Alwihda : D’où vient l’idée de la Médiature ?
Dr. Ahmat Yacoub Dabio : Beaucoup ignorent que la médiation est apparue au VIIe siècle à l'époque du second Calife des Musulmans, Omar Ibn Khattab, sous l'appellation de Diwan Al Madhalim, que l’on peut traduire par bureau de doléances. Ensuite, l’Empire ottoman a calqué ce modèle de médiation sur la pratique musulmane instaurée depuis le VIIe siècle. En 1809, l’ombudsman (Médiateur) a été créé par le roi suédois Charles 2, qui s’est inspiré du modèle turque (Mohtaseb). C’est à partir des pays scandinaves que l’ombudsman s’est développé, subissant de réformes en réformes. Le premier pays ayant instauré une médiation en Afrique est la Tanzanie en 1968. En Afrique francophone, nous sommes très en retard, et nos États aiment toujours contrôler les activités de la médiation, ce qui ne lui laisse pas de marge de manœuvre pour se développer. Aujourd’hui, on peut se servir du modèle dans la péninsule ibérique, en Afrique du Sud et en Ouganda, même s’il faut l’adapter aux réalités locales car « chaque pays a l’ombudsman qu’il mérite ». Dans les deux derniers pays, l’Ombudsman a le pouvoir de combattre la corruption et le détournement.
Alwihda : Pouvez-vous nous expliquer quel type de Médiature conseillez-vous ?
Dr. Ahmat Yacoub Dabio : Je recommande l'instauration d'une Médiature hybride. Ce statut d’hybridité lui octroie plus de prérogatives dans ses actions et se base sur la défense des droits de l’Homme, la protection de l’enfance, du genre, de l’environnement, la contribution à l’amélioration de la bonne gouvernance. Le statut hybride a pour objectif de garantir la protection des personnes contre le mauvais fonctionnement de l'administration ou contre l'abus de position dominante des activités administratives. Son rôle est à la fois de rapprocher le citoyen de l'administration et d'améliorer la performance de l'administration publique en proposant des modifications dans les législations. Le Médiateur hybride joue aussi un rôle essentiel pour renforcer la paix. Il rend plus aisée la recherche de solutions justes, adaptées pour créer, maintenir et renforcer le lien de confiance entre les différentes parties. Grâce à cette hybridité, il est en mesure de gérer des conflits, de jouer un rôle dans la réconciliation nationale, de faciliter l'insertion et la réhabilitation des désengagés des mouvements politico-militaires. Le Médiateur doit également avoir la capacité de lutter contre la corruption et le détournement.

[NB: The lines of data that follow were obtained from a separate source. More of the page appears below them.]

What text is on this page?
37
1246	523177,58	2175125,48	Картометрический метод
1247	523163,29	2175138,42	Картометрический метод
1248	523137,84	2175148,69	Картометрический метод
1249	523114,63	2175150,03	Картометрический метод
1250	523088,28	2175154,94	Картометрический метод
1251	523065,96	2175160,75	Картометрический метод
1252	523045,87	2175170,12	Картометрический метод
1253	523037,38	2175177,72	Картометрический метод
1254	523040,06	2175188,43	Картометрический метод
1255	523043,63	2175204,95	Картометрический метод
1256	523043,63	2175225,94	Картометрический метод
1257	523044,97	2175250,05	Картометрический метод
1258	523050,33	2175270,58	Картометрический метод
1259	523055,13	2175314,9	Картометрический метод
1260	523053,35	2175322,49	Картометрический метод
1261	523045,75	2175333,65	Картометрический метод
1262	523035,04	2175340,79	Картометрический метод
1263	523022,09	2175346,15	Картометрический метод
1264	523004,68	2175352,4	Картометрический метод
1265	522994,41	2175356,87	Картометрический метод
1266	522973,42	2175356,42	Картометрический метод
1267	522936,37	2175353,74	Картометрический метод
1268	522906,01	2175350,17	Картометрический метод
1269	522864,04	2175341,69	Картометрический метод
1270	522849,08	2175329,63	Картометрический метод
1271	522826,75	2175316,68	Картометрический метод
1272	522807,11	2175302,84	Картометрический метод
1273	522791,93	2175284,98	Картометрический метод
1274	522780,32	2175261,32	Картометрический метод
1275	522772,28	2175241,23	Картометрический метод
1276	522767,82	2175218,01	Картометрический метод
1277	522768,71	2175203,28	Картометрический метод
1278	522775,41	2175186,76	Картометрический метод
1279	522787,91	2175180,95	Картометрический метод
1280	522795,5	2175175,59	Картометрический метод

Alwihda : A quel statut de Médiateur pensez-vous et avec quel mandat ?
Dr. Ahmat Yacoub Dabio : Le souci est de rendre la fonctionnalité de l’institution hybride avec un Médiateur qui doit être indépendant, apolitique et impartial, ayant un statut qui lui octroie le droit d’exercer ses fonctions en toute liberté et en toute indépendance par rapport aux instances exécutives et parlementaires. Bien qu'il soit protégé par un privilège d'inamovibilité, la difficulté en Afrique francophone réside dans la nomination. Le défenseur des droits, en France, est « nommé par le président de la République, par décret en Conseil des ministres après avis de commissions parlementaires compétentes ». Sur ce point précis, on constate dans certains pays tels que l’Afrique du Sud et le Canada, la nomination de l’Ombudsman relève de la compétence du pouvoir législatif et en aucun cas de l’exécutif. La situation est différente pour la plupart des Ombudsman d'Afrique francophone, qui mettent l'accent sur le contrôle de l'institution plutôt que sur l'exécutif. Dès lors, on peut comprendre qu’il y ait une sorte de mainmise sur l’institution et, par conséquent, il n’est pas surprenant que les hautes autorités instruisent voire même instrumentalisent l’institution.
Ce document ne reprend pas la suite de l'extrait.